PHOENIX — On March 7, the Oakland A’s honored the legacy of Japanese American baseball prior to their Cactus League game against the Seattle Mariners at Phoenix Municipal Stadium.

That date marked the 70th anniversary of the opening of Zenimura Field in the Gila River internment camp, located about 40 miles south of Phoenix during World War II, where some 13,000 Japanese Americans were detained.

Japanese Americans already had a long tradition of community baseball leagues, and teams were formed in the camps to help boost the internees’ spirits. These teams sometimes played against teams from towns near the camps.

The game featured Japanese American baseball pioneers who competed on — and helped build — the historic Zenimura Field: pitcher Tets Furukawa, shortstop Masao Iriyama and second baseman Kenso Zenimura, whose father, Kenichi is widely considered the “father of Japanese American baseball.” Each threw out a ceremonial first pitch.

Kenso Zenimura also played for the Hiroshima Carp of Japan’s Central League in 1953.

Two A’s players from Japan took part in the ceremony: reliever Hideki Okajima and shortsop Hiroyuki Nakajima. (“The A’s now officially have two –kajima’s,” Susan Slusser of The San Francisco Chronicle wrote.)

More than 4,000 people attended the game, in which Oakland beat Seattle 7-3. Nakajima had two hits, drove in a run and stole a base.

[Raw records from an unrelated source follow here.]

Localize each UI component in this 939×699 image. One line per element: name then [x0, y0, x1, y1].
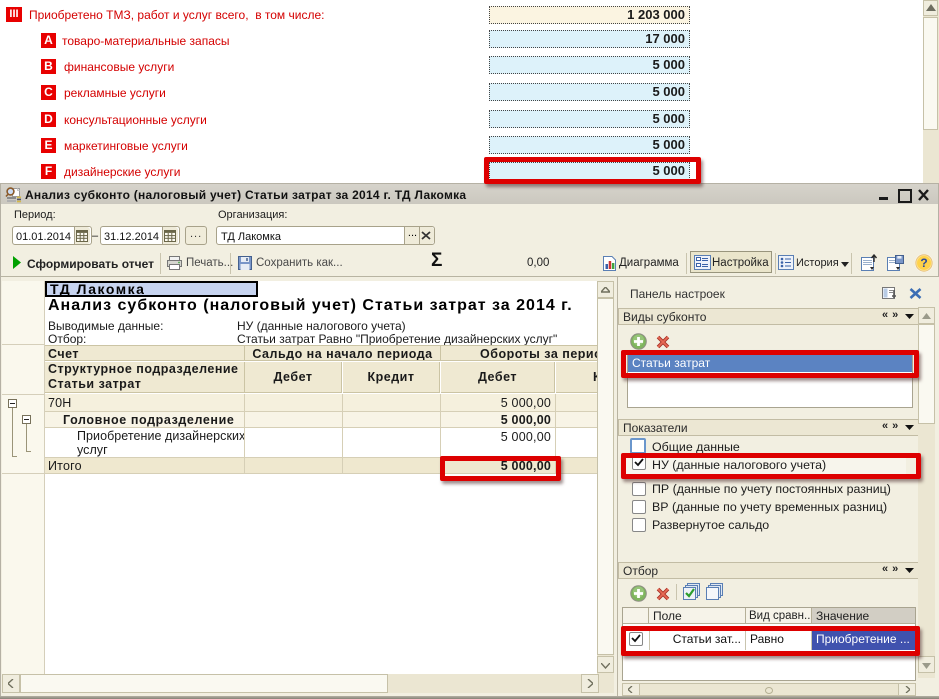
svg-text:?: ? — [920, 256, 927, 270]
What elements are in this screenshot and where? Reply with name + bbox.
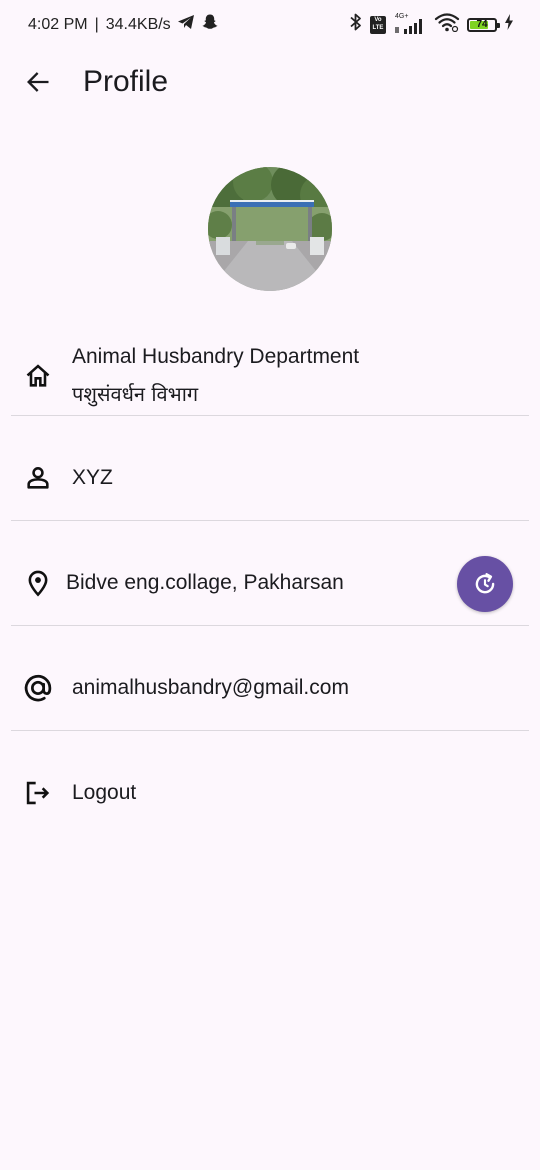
profile-avatar [208, 167, 332, 291]
page-title: Profile [83, 65, 169, 98]
logout-label: Logout [72, 781, 137, 804]
charging-icon [504, 14, 514, 35]
location-text: Bidve eng.collage, Pakharsan [66, 571, 344, 594]
status-bar-right: Vo LTE 4G+ 74 [349, 12, 514, 37]
status-bar-left: 4:02 PM | 34.4KB/s [28, 13, 219, 36]
logout-icon [23, 778, 53, 808]
refresh-icon [475, 573, 495, 594]
wifi-icon [434, 12, 460, 37]
logout-button[interactable]: Logout [11, 731, 529, 836]
status-bar: 4:02 PM | 34.4KB/s Vo LTE 4G+ 74 [0, 0, 540, 48]
at-sign-icon [23, 673, 53, 703]
bluetooth-icon [349, 12, 363, 37]
status-time: 4:02 PM [28, 15, 88, 33]
back-button[interactable] [18, 62, 58, 102]
volte-bottom-label: LTE [372, 24, 384, 31]
volte-icon: Vo LTE [370, 15, 386, 34]
department-name-en: Animal Husbandry Department [72, 345, 360, 368]
volte-top-label: Vo [374, 16, 382, 23]
home-icon [23, 361, 53, 391]
email-row: animalhusbandry@gmail.com [11, 626, 529, 731]
battery-icon: 74 [467, 17, 500, 32]
user-name: XYZ [72, 466, 113, 489]
refresh-location-button[interactable] [457, 556, 513, 612]
arrow-back-icon [27, 72, 49, 92]
battery-nub [497, 22, 500, 28]
location-pin-icon [23, 568, 53, 598]
email-text: animalhusbandry@gmail.com [72, 676, 349, 699]
status-separator: | [94, 15, 99, 33]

The game also featured Japanese American baseball trivia, contests and promotional giveaways.  The Nisei Baseball Research Project, a non-profit founded to preserve the history of Japanese American baseball, offered an informational display at the stadium.

Festivities included renditions of “The Star-Spangled Banner” by a kimono-clad Yuko Elliot and “Take Me Out to the Ballgame” by Ken Koshio.

Bill Staples Jr. sold copies of his book “Kenichi Zenimura: Father of Japanese American Baseball” and also took part in a presentation on March 9 at the Chandler Sunset Library, “From Internment to Hope: Arizona Celebrates Japanese American Baseball,” featuring Kenso Zenimura, Furukawa and Iriyama. A proclamation declaring March 7-13 “Japanese American Baseball Week in Chandler” was received from Mayor Jay Tibshraeny, and pitcher Lowell Bailey was in attendance. Bailey and Furukawa were star pitchers in a 1945 game that Kenichi Zenimura called “the most thrilling moment at Gila.”